Dissenting Opinion: Judge Pauline Newman dissented because she found that the majority’s rulings were contrary to the AIA. Judge Newman stated that one of the purposes of the AIA was for the PTAB to serve as a surrogate for district court litigation of patent validity. Judge Newman found that the panel majority’s decision precludes the PTAB from achieving “adjudication of patent validity comparable to that of the district courts, where validity is determined on the legally correct claim construction” and, thus, diminishing the role of the USPTO as “a reliable arbiter of patent viability.” Id. The panel’s decision goes against the AIA’s intention of invigorating and incentivizing the role of patents, by providing a faster, cheaper, and reliable determination of the validity of issued patents.

The dissent goes even further by finding that Congress, when it passed the AIA, intended the USPTO and the PTAB determine validity of claims under the legally correct, or proper meaning, claim construction standard. Here, the dissent argues that the USPTO changed the applicable statutes and determined its own test for how claims of issued patents are to be construed by using the broadest meaning claim construction standard. By deferring to the USPTO’s interpretation of its statutory authority, the majority allowed the USPTO to depart from the purpose of the AIA to create a surrogate for district court litigation, and allowed it to create regulations that do not serve the statute’s language and purpose.

Additionally, the dissent argued that review of the USPTO’s decision to institute IPR is not barred when material aspects that were decided in connection with the petition are in question. Judicial review of a final agency action cannot be barred unless there is a persuasive reason to believe that that was the purpose of Congress when it passed the applicable statute. Here, 35 U.S.C. § 314 does not preclude judicial review of whether the statute was applied in accordance with its legislated scope.

Subsequent History: After the panel’s decision, Cuozzo filed a petition for a Rehearing En Banc in the Federal Circuit.
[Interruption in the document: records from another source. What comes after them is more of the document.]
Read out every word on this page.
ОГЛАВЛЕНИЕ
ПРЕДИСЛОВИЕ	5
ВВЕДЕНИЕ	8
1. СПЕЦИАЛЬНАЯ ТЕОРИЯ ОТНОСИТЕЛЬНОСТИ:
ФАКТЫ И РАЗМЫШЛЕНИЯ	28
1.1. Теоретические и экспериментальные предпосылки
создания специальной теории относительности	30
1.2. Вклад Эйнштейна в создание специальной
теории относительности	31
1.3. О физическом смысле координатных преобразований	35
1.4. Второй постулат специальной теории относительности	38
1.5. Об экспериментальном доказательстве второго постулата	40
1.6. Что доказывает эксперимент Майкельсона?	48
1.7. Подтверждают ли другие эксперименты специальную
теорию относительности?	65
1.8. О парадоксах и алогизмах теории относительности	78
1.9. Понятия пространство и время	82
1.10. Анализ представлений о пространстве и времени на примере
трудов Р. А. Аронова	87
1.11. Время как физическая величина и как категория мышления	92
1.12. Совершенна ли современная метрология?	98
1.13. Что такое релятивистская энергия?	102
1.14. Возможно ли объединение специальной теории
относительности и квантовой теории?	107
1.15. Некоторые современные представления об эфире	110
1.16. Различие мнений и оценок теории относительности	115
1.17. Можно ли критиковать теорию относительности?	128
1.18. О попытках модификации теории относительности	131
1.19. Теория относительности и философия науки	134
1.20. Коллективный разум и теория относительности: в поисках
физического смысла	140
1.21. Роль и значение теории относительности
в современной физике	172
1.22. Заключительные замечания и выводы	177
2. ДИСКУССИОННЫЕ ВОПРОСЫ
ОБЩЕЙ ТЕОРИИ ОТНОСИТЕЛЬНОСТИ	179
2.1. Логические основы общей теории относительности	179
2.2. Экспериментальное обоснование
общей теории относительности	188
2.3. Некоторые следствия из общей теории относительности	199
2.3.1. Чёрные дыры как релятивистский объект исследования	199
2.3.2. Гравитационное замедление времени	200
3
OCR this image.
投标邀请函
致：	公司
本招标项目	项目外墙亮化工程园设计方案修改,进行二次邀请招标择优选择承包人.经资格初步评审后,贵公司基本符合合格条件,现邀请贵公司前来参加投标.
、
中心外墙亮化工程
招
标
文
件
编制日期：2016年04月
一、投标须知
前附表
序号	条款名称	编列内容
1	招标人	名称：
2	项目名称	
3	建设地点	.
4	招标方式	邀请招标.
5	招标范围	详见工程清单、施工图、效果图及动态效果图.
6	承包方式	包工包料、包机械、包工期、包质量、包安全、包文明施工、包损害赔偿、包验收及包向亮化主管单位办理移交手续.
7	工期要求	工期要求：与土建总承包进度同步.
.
The Federal Circuit denied the petition. Of the eleven members of the Federal Circuit, five joined in dissenting from the Court’s denial of the petition. The dissenting judges argued in favor of eliminating the broadest reasonable interpretation standard in IPR proceedings because these proceedings are substitutes for district court litigation, thus the claim construction standard should apply and the right to amend in IPR proceedings is limited. The concurring judges found no reason for overturning the “longstanding practice” of applying the broadest reasonable interpretation standard in USPTO proceedings, and found nothing in the AIA to indicate congressional intent to change the standard.